Seit dem 1. März ist auch zunehmend mit der Lockdown-Matte auf den Köpfen der Menschen Schluss, denn Friseure durften in ganz Deutschland wieder ihren Betrieb aufnehmen. Einigen Bürgerinnen und Bürgern in Deutschland reichen die gemachten Schritte aber noch nicht. Laut dem Ergebnis der aktuellen YouGov-Umfrage haben die Deutschen vor allem drei Lockerungswünsche:

  • 49 Prozent sagten, dass ihnen die Öffnung von Geschäften besonders wichtig ist.
  • 43 Prozent wollten weniger strenge Regeln, mit wie vielen Menschen man sich treffen darf.
  • 42 Prozent gaben an, dass ihnen die Öffnung von Restaurants besonders wichtig ist.

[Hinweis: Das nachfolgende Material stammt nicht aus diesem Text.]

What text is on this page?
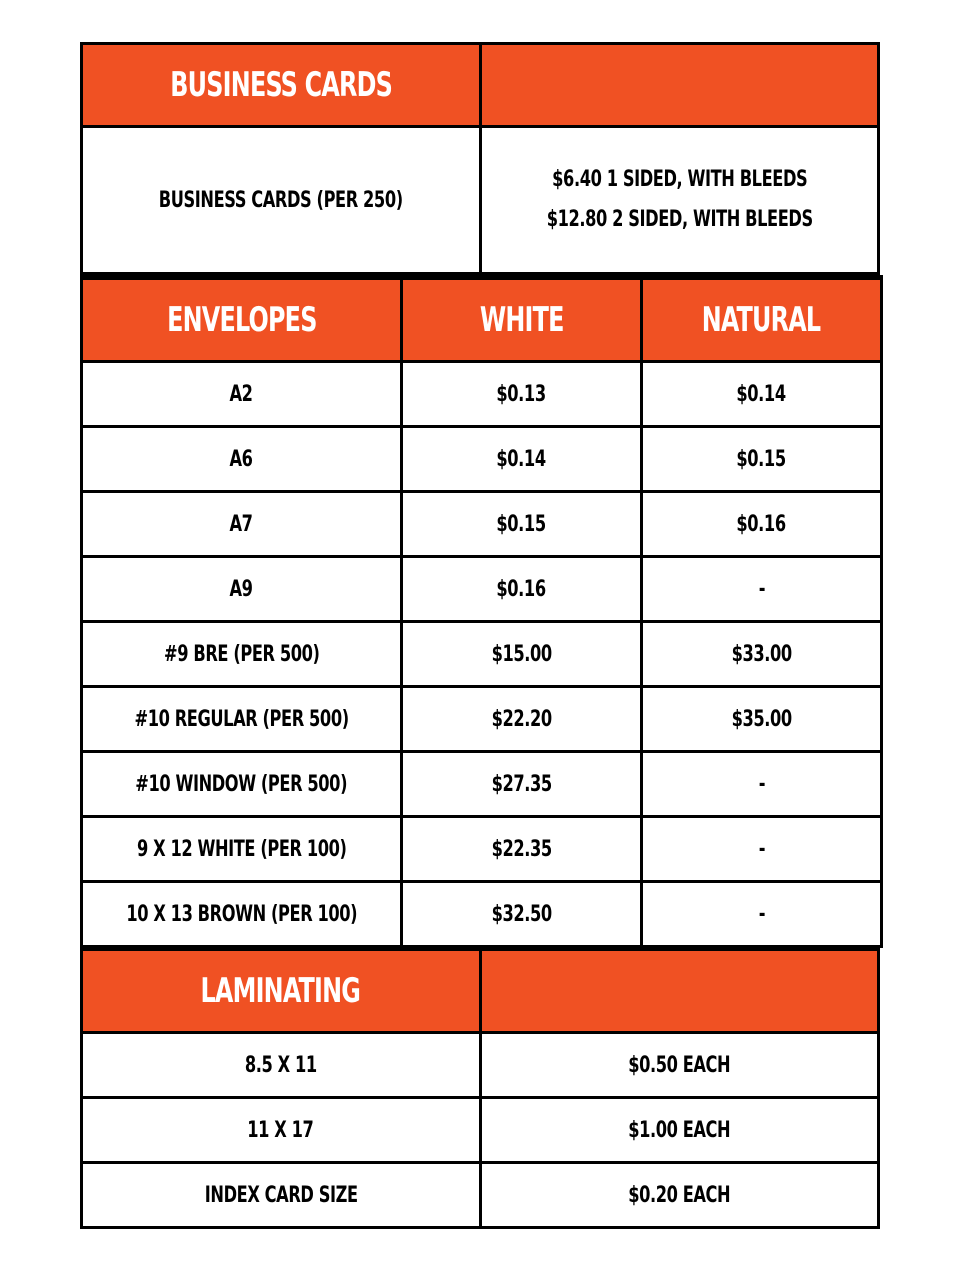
BUSINESS CARDS	
BUSINESS CARDS (PER 250)	$6.40 1 SIDED, WITH BLEEDS
$12.80 2 SIDED, WITH BLEEDS
ENVELOPES	WHITE	NATURAL
A2	$0.13	$0.14
A6	$0.14	$0.15
A7	$0.15	$0.16
A9	$0.16	-
#9 BRE (PER 500)	$15.00	$33.00
#10 REGULAR (PER 500)	$22.20	$35.00
#10 WINDOW (PER 500)	$27.35	-
9 X 12 WHITE (PER 100)	$22.35	-
10 X 13 BROWN (PER 100)	$32.50	-
LAMINATING	
8.5 X 11	$0.50 EACH
11 X 17	$1.00 EACH
INDEX CARD SIZE	$0.20 EACH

Die Öffnung der Schulen erreichte bei den Befragten nur einen Wert von etwa 32 Prozent. Die Unzufriedenheit mit dem Krisenmanagement der Bundesregierung in der Corona-Pandemie nimmt unterdessen weiter zu. Besonders mit den letzten politischen Entscheidungen von Bundesgesundheitsminister Jens Spahn (CDU)* sind die Menschen unzufrieden.

Corona-Pandemie: Jens Spahn verliert an Beliebtheit in Deutschland

Der 40-jährige CDU-Politiker, der gebürtig aus dem Münsterland* stammt, musste in den vergangenen Wochen viel Kritik einstecken. Aktuell wird gegen Georg Nüßlein (CSU), der Mitglied im Deutschen Bundestag ist, wegen Korruptionsverdachts ermittelt. Laut einem Bericht vom Business Insider sollen E-Mails aufgetaucht sein, die darauf hindeuten würden, dass Gesundheitsminister Jens Spahn von den millionenschweren Schutzmasken-Deals gewusst und diese möglicherweise sogar gebilligt habe.

Die Umfragewerte von Jens Spahn (CDU) sinken weiter. Die Menschen in Deutschland fordern von der Politik einen Fahrplan raus aus dem harten Corona-Lockdown.

Einige Wählerinnen und Wähler fordern deshalb bereits seinen Rücktritt. Auch das Thema „Corona-Schnelltestes“ entwickelte sich für Jens Spahn zum Debakel und im Deutschen Bundestag in Berlin musste er diesbezüglich unangenehme Fragen von den Abgeordneten im Deutschen Bundestag über sich ergehen lassen. Laut einer Umfrage der „Bild“-Zeitung ist über die Hälfte der Befragten mit der Arbeit des Bundesgesundheitsministers unzufrieden. Mit dem Handeln der Bundeskanzlerin Angela Merkel (CDU) waren hingegen zuletzt rund 54 Prozent der Befragten zufrieden. (*Msl24.de und merkur.de sind Angebote von IPPEN MEDIA.)